Here’s a gorgeous helmet which would have required the feathers plucked from some 2500 birds of Hawaii, made into an amazing ceremonial helmet that was presented to Captain Cook when he first landed on the big island of Hawaii. That first landing was during the month devoted to the god of peace. When he returned later, during the month devoted to the god of war, Cook received something of an entirely different nature from the Hawaiians: the spear-thrust that killed him. Don’t ask me why they had a month devoted to the god of peace, and then a month devoted to the god of war; I’m reminded of the old Peanuts cartoon, where Linus asks at Christmastime “Why do we only feel and share thoughts of love and joy and Christmas? Why can’t we be like this all year long?” and Lucy responds, “What are you, some kind of fanatic?”
Cook has long been a great hero of mine, in terms of that Ishmael-like need for a quest: “I am tormented with an everlasting itch for things remote. I love to sail forbidden seas, and land on barbarous coasts.” Who knows what inner dissonance impels such spirits ever to map the unknown regions: men like Richard Burton (another personal hero), who was so completely at sea in London society. It’s not wisdom. Wisdom might help, if you want to make it back in one peace; you might even be in quest of wisdom, as I suspect Ishmael is, when you set out. But Cook’s ultimate failure in Hawaii indicates a lack of wisdom, in some degree; a poor choice that then backfired. In this case, apparently, some islanders had stolen a small boat from his ship, probably (in the spirit of the god of war) trying to push it, try out a little aggression, see where that got them. Cook tried to kidnap the king from the beach, to hold him for ransom until the boat was returned, but the king’s bodyguards killed him as they walked along the beach. It was an unusual but fatal miscalculation, for a man who had finished mapping the globe, filled in all the remaining white spaces, and done so (in Australia, New Zealand, and the South Pacific) with remarkably few hostilities and fatalities.

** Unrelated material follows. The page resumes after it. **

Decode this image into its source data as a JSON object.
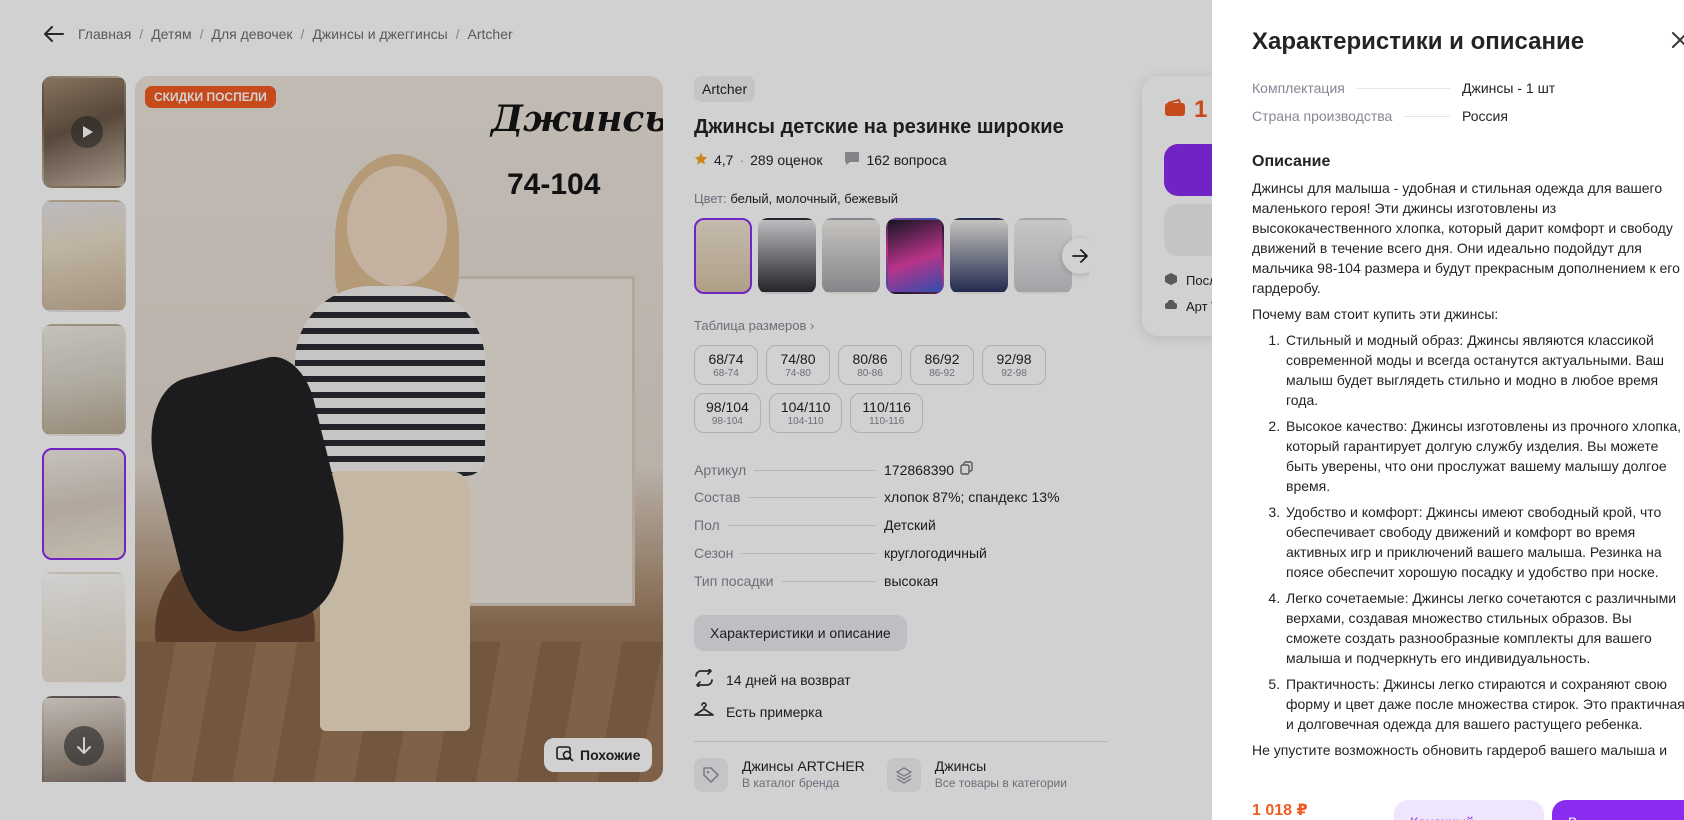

Yet the main takeaway is that, even if he was good at setting up amicable relationships centered on trade and barter, at bottom there was always huge misunderstanding, based on fundamental ideas so central to the miscommunicating cultures that they could barely be expressed. Example: one of MacGregor’s experts, on this podcast, was a Hawaiian intellectual who spoke of Hawaii’s eventual independence from the United States. Is there a movement afoot, for them to secede? News to me. I can see why they’d want to be their own nation, their association with this country is probably more advantageous to us than it is to them. But as a mainland American who occasionally does business in Hawaii but doesn’t spend a lot of time thinking about the state, it would never occur to me that there was a movement afoot to separate. Cultural misunderstanding, 21st century, alive and well.